# how many Megapixels is the Macbook Pro 13"?



## hazedragon45 (Oct 28, 2009)

Just wondering.. i tried googling it but couldn't find out. I'd assume at least 1.


----------



## i-rui (Sep 13, 2006)

the screen resolution is 1280 X 800... which equals 1,024,000. So JUST over 1 megapixel


----------



## 9780 (Sep 14, 2006)

I think he was referring to the iSight camera... Good question. I hear the Air has lower res than the Macbook and the Pro, but I don't have #s to support what I read somewhere lol


----------



## jefflichty (Sep 12, 2009)

if its the screen i would be more concerned with colour then resolution...a 1080P tv is only 2MP 1920*1080.

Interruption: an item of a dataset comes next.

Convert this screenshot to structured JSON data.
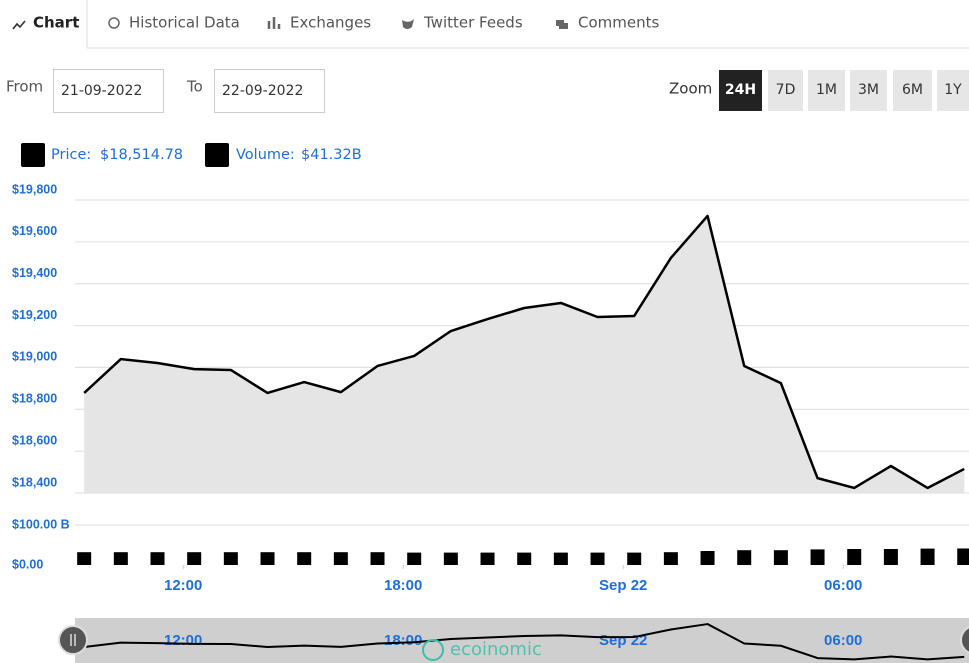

makes me wonder why i bought such a high res camera


----------



## broad (Jun 2, 2009)

because you sit 7' away from the 1080p tv, but you hold the photo 7" away from your face


----------



## jefflichty (Sep 12, 2009)

broad said:


> because you sit 7' away from the 1080p tv, but you hold the photo 7" away from your face


actually the size i print off at if you looked at it 7" away you'd go blind lol

average size of print is 3'x3' and the random 4'x2'


----------



## hayesk (Mar 5, 2000)

Most people print 4" x 6" because that's the cheapest to print. 2 - 3 megapixels is fine for that size.


----------